Human meprin (N-benzoyl-l-tyrosyl-p-aminobenzoic acid hydrolase, EC 3.4.24.18), an astacin-type metalloprotease, is expressed by intestinal epithelial cells as a dimeric protein complex of alpha and beta subunits. In transfected cells, intracellular proteolytic removal of the membrane anchor from the alpha subunit results in its secretion, while the beta subunit and alpha/beta heterodimers are retained at the cell membrane. We investigated the consequence of differential intracellular processing of alpha and beta subunits in the human small and large intestine using subunit-specific immunohistochemistry, in situ hybridization and biosynthetic studies in organ culture.

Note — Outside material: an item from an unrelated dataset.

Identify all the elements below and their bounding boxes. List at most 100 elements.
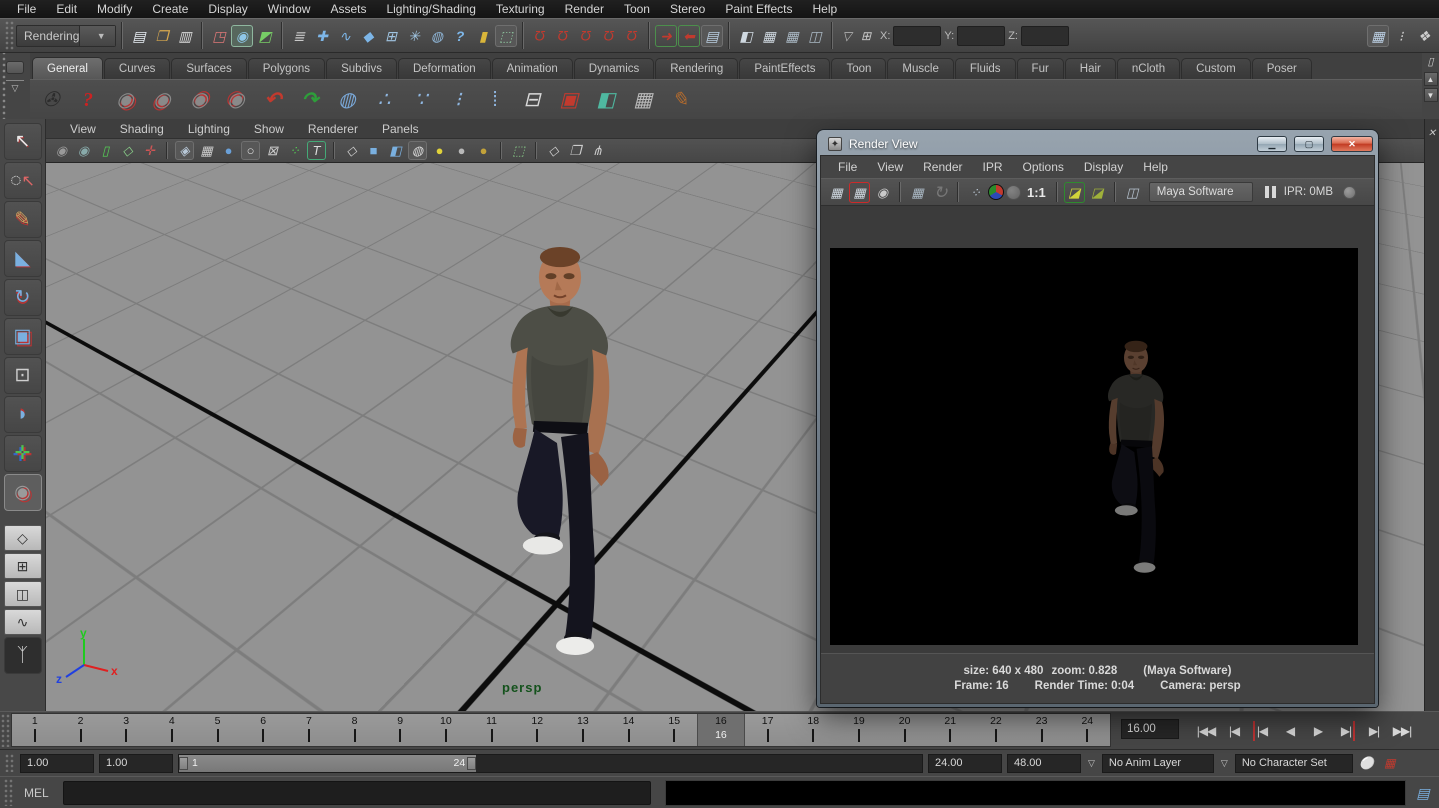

In the ileum, both subunits localize to the brush-border membrane of villus enterocytes. In contrast, the beta subunit is not expressed in the colon, which leads to the secretion of the alpha subunit. We conclude that differential expression of meprin alpha and beta subunits is a unique means of targeting the proteolytic activity of the alpha subunit either to the brush-border membrane in the ileum or to the lumen in the colon, suggesting dual functions of cell-associated and luminal meprin. Meprin alpha and beta subunits are also coexpressed in distinct lamina propria leukocytes, suggesting an additional role for this protease in leukocyte function in the intestinal mucosa.